Wilde J I, Retzer M, Siess W, Watson S P
Department of Pharmacology, University of Oxford, UK.
Platelets. 2000 Aug;11(5):286-95. doi: 10.1080/09537100050129305.
Shape change is an important early event in platelet activation. In this study we show that the Ca2+ chelator BAPTA and the Rho-kinase inhibitor Y-27632 inhibit ADP-induced myosin light chain (MLC) phosphorylation and platelet shape change through distinct pathways and with distinct kinetics. Ca2+ is largely responsible for the initial onset of shape change, whilst Rho-kinase plays a major role in the maintenance of the response. The relative contribution of these two pathways to each stage of the response was dependent on the method of platelet preparation, but in all cases shape change was shown to be downstream of the P2Y1 receptor. Similar observations were made in murine platelets. The shape change response was modulated via changes in cAMP levels, possibly via the P2TAC receptor, but not by tyrosine phosphorylation. We conclude that ADP-induced shape change occurs via the P2Y1 receptor, which can be differentially coupled to Rho-kinase and Ca2+-linked pathways dependent on the method of platelet preparation.
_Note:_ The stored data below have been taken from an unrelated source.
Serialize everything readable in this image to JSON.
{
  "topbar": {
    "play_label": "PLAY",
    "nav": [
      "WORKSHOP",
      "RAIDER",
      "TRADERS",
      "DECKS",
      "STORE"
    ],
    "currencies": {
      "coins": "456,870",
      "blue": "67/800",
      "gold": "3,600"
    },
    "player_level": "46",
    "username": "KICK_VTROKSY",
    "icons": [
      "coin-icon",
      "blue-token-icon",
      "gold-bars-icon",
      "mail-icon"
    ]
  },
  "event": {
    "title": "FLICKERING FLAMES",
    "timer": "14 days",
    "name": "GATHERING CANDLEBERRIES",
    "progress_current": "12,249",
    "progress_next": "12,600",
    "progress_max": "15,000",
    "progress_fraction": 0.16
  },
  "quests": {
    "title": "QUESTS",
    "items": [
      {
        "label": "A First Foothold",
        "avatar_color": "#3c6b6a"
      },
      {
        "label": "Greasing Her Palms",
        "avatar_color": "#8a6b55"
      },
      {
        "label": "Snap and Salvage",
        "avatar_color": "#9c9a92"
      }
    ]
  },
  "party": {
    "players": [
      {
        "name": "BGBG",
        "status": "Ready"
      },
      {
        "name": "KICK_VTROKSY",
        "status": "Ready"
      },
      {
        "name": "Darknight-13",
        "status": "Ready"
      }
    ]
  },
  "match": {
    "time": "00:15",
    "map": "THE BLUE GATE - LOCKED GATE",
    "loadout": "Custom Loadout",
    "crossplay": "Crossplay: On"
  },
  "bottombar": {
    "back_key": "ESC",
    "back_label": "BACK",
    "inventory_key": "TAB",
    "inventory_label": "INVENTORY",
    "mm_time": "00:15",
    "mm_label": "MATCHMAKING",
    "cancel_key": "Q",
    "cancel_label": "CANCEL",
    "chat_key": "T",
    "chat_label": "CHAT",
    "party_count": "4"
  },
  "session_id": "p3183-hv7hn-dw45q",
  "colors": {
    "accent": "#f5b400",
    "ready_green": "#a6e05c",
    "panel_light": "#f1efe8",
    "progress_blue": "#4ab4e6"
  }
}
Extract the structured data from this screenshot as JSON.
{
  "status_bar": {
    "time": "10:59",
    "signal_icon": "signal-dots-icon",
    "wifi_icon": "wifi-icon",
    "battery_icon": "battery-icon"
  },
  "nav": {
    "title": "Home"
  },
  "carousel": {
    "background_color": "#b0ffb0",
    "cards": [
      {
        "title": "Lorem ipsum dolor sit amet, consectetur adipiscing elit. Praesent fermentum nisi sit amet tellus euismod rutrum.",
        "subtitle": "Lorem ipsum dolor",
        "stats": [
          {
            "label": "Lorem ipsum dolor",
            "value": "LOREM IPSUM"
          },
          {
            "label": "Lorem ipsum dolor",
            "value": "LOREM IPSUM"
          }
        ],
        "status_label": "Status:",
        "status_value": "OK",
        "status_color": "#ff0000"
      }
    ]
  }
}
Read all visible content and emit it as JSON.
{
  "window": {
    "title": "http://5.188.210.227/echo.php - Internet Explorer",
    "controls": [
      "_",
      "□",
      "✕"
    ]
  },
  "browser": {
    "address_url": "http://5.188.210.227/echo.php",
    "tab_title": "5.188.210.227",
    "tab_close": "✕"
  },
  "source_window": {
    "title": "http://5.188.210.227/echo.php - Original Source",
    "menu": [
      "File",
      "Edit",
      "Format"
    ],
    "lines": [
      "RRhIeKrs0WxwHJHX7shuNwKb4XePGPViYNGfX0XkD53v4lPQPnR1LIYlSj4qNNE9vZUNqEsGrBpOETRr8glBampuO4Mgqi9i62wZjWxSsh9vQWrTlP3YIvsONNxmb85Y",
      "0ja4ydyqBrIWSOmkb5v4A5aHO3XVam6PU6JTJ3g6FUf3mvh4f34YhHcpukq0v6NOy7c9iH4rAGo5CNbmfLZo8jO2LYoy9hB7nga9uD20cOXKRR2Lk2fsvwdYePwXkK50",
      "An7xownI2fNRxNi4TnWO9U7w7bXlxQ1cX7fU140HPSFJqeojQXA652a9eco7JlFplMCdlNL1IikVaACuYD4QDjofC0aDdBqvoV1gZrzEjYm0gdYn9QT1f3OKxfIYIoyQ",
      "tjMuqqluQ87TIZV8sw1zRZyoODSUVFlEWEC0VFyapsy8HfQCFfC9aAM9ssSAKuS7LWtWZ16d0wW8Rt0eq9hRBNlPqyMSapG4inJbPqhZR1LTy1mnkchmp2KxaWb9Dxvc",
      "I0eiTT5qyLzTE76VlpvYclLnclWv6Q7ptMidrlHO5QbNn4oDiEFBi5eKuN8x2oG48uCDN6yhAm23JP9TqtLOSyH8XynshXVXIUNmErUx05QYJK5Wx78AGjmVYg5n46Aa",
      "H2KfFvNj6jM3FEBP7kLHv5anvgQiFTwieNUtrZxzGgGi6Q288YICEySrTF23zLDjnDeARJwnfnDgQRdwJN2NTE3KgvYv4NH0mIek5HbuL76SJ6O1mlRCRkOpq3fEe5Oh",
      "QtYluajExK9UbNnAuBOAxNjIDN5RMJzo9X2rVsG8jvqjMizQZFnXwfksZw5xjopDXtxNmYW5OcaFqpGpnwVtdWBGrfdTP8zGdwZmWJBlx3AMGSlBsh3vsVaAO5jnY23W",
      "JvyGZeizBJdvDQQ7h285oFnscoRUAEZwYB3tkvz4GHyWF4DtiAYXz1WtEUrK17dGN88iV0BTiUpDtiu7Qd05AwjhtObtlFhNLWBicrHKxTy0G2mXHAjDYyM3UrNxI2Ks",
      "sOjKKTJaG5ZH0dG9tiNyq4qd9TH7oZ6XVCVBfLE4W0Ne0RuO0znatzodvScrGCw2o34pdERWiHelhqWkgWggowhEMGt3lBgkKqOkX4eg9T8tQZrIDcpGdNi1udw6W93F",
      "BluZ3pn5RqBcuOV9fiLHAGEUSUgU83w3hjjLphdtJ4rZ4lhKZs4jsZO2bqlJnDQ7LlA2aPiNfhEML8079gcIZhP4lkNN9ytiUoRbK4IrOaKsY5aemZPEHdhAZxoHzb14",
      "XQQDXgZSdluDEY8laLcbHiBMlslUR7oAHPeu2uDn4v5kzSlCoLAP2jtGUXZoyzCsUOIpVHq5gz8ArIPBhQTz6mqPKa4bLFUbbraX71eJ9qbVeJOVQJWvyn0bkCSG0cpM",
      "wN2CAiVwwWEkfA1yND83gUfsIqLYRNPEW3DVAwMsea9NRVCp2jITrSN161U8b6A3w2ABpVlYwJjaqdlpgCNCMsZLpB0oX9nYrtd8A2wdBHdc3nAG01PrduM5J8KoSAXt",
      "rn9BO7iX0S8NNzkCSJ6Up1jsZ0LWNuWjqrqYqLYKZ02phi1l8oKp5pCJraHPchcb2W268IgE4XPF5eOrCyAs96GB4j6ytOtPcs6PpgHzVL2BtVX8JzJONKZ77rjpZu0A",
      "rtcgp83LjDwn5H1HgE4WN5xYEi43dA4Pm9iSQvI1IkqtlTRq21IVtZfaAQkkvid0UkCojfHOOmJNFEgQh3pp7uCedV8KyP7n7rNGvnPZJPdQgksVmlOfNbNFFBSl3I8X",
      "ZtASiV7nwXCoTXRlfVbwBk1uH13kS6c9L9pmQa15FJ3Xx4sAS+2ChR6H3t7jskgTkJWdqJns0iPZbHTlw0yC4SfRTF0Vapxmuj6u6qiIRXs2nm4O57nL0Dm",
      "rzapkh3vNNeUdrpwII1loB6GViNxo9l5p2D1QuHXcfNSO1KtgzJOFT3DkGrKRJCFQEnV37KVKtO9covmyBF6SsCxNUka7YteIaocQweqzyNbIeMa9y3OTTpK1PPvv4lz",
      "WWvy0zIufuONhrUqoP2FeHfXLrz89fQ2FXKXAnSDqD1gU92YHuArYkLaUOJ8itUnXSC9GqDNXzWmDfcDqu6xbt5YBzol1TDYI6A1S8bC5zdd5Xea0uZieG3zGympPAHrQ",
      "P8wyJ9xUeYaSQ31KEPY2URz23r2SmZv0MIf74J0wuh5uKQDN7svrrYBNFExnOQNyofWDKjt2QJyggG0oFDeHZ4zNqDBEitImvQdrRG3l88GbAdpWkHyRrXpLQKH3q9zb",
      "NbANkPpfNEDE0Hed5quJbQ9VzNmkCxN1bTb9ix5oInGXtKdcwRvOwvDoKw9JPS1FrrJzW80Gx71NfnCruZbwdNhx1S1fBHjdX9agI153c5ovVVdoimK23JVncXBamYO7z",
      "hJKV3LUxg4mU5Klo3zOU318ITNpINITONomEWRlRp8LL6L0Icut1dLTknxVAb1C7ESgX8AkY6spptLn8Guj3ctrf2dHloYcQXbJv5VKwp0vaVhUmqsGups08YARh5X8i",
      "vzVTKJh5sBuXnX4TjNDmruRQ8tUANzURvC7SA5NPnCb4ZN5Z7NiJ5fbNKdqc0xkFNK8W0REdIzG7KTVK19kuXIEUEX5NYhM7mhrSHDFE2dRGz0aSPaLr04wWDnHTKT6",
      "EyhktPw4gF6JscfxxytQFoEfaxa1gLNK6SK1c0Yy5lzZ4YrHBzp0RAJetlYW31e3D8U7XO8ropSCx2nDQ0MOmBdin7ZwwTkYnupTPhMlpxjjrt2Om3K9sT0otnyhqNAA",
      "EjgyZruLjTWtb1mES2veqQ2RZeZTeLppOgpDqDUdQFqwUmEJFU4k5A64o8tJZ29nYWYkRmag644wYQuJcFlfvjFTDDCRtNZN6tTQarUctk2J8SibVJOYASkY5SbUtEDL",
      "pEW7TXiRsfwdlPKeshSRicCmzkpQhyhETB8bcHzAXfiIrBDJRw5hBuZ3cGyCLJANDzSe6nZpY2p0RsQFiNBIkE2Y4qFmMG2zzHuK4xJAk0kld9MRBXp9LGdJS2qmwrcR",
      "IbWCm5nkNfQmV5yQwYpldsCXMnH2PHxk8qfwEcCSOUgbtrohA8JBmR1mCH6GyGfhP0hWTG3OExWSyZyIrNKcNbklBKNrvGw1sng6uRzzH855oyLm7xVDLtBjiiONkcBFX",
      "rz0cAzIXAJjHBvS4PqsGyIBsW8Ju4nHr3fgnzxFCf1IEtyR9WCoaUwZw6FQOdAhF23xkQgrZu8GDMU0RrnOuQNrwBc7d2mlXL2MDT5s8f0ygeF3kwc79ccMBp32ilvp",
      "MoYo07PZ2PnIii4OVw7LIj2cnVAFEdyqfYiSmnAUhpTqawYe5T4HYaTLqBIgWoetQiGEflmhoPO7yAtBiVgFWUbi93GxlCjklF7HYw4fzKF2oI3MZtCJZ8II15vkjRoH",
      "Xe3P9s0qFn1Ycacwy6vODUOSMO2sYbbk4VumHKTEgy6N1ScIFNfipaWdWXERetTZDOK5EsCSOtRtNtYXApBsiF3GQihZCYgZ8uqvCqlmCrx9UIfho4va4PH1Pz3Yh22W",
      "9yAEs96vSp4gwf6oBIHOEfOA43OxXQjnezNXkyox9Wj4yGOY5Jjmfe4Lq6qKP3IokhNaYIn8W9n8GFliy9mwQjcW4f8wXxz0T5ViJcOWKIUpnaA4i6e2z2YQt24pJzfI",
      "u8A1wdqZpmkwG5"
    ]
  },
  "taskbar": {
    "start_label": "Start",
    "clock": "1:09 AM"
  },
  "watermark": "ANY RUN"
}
形态变化是血小板激活过程中的一个重要早期事件。在本研究中,我们表明Ca2+螯合剂BAPTA和Rho激酶抑制剂Y-27632通过不同途径和不同动力学抑制ADP诱导的肌球蛋白轻链(MLC)磷酸化和血小板形态变化。Ca2+在很大程度上负责形态变化的初始发生,而Rho激酶在维持反应中起主要作用。这两条途径对反应各阶段的相对贡献取决于血小板制备方法,但在所有情况下,形态变化都显示在P2Y1受体的下游。在小鼠血小板中也有类似的观察结果。形态变化反应通过cAMP水平的变化进行调节,可能是通过P2TAC受体,但不是通过酪氨酸磷酸化。我们得出结论,ADP诱导的形态变化通过P2Y1受体发生,根据血小板制备方法的不同,该受体可与Rho激酶和Ca2+相关途径发生不同的偶联。